Google Speech V2 从麦克风实时流式传输

问题描述 投票:0回答:1

我似乎无法在文档中找到如何使用谷歌语音V2 API的任何地方。由于某种原因,V2 似乎比 V1 便宜(根据 google 的语音定价表——尽管我不知道为什么过时的版本似乎更贵),而且 V2 还支持自动语言检测。

这是一个使用 V1 从麦克风“收听”并实时转录的工作示例:

import queue
import re
import sys
import os

from google.cloud import speech


import pyaudio

# Audio recording parameters
RATE = 16000
CHUNK = int(RATE / 10)  # 100ms

os.environ["GOOGLE_APPLICATION_CREDENTIALS"]="key_google.json"

class MicrophoneStream:
    """Opens a recording stream as a generator yielding the audio chunks."""

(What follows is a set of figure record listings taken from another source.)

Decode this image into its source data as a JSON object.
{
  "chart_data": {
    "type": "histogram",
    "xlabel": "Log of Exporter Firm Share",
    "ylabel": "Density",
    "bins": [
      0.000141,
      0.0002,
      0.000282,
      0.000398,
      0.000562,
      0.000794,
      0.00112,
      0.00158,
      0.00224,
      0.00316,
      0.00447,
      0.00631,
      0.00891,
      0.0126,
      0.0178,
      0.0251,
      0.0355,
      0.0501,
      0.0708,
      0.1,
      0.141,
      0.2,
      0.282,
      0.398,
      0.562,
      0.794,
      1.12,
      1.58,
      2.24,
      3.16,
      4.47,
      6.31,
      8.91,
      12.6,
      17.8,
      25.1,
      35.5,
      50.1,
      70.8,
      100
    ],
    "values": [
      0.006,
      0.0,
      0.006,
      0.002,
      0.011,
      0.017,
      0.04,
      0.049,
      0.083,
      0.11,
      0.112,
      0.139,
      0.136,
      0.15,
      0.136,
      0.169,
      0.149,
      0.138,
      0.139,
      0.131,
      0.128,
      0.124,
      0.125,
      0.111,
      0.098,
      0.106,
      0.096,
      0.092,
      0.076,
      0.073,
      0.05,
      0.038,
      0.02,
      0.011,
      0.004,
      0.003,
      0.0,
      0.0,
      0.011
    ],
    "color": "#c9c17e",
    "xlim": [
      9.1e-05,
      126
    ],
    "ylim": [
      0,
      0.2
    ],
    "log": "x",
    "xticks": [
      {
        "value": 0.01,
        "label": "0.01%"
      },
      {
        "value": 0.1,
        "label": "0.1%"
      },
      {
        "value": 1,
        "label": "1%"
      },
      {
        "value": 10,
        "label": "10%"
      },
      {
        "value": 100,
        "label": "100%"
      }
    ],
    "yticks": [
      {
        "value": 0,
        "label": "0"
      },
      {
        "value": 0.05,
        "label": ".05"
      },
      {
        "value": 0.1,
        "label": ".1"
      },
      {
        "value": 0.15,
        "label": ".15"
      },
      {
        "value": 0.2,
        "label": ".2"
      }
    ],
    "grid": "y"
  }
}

    def __init__(self: object, rate: int = RATE, chunk: int = CHUNK) -> None:
        """The audio -- and generator -- is guaranteed to be on the main thread."""
        self._rate = rate
        self._chunk = chunk

        # Create a thread-safe buffer of audio data
        self._buff = queue.Queue()
        self.closed = True

    def __enter__(self: object) -> object:
        self._audio_interface = pyaudio.PyAudio()
        self._audio_stream = self._audio_interface.open(
            format=pyaudio.paInt16,
            # The API currently only supports 1-channel (mono) audio
            channels=1,
            rate=self._rate,
            input=True,
            frames_per_buffer=self._chunk,
            # Run the audio stream asynchronously to fill the buffer object.
            # This is necessary so that the input device's buffer doesn't
            # overflow while the calling thread makes network requests, etc.
            stream_callback=self._fill_buffer,
        )

        self.closed = False

        return self

    def __exit__(
        self: object,
        type: object,
        value: object,
        traceback: object,
    ) -> None:
        """Closes the stream, regardless of whether the connection was lost or not."""
        self._audio_stream.stop_stream()
        self._audio_stream.close()
        self.closed = True
        # Signal the generator to terminate so that the client's
        # streaming_recognize method will not block the process termination.
        self._buff.put(None)
        self._audio_interface.terminate()

    def _fill_buffer(
        self: object,
        in_data: object,
        frame_count: int,
        time_info: object,
        status_flags: object,
    ) -> object:
        """Continuously collect data from the audio stream, into the buffer.

        Args:
            in_data: The audio data as a bytes object
            frame_count: The number of frames captured
            time_info: The time information
            status_flags: The status flags

        Returns:
            The audio data as a bytes object
        """
        self._buff.put(in_data)
        return None, pyaudio.paContinue

    def generator(self: object) -> object:
        """Generates audio chunks from the stream of audio data in chunks.

        Args:
            self: The MicrophoneStream object

        Returns:
            A generator that outputs audio chunks.
        """
        while not self.closed:
            # Use a blocking get() to ensure there's at least one chunk of
            # data, and stop iteration if the chunk is None, indicating the
            # end of the audio stream.
            chunk = self._buff.get()
            if chunk is None:
                return
            data = [chunk]

            # Now consume whatever other data's still buffered.
            while True:
                try:
                    chunk = self._buff.get(block=False)
                    if chunk is None:
                        return
                    data.append(chunk)
                except queue.Empty:
                    break

            yield b"".join(data)


def listen_print_loop(responses: object) -> None:  # Changed the return type to None
    num_chars_printed = 0
    all_transcripts = []  # To store all transcripts

    for response in responses:
        if not response.results:
            continue

        result = response.results[0]
        if not result.alternatives:
            continue

        transcript = result.alternatives[0].transcript
        overwrite_chars = " " * (num_chars_printed - len(transcript))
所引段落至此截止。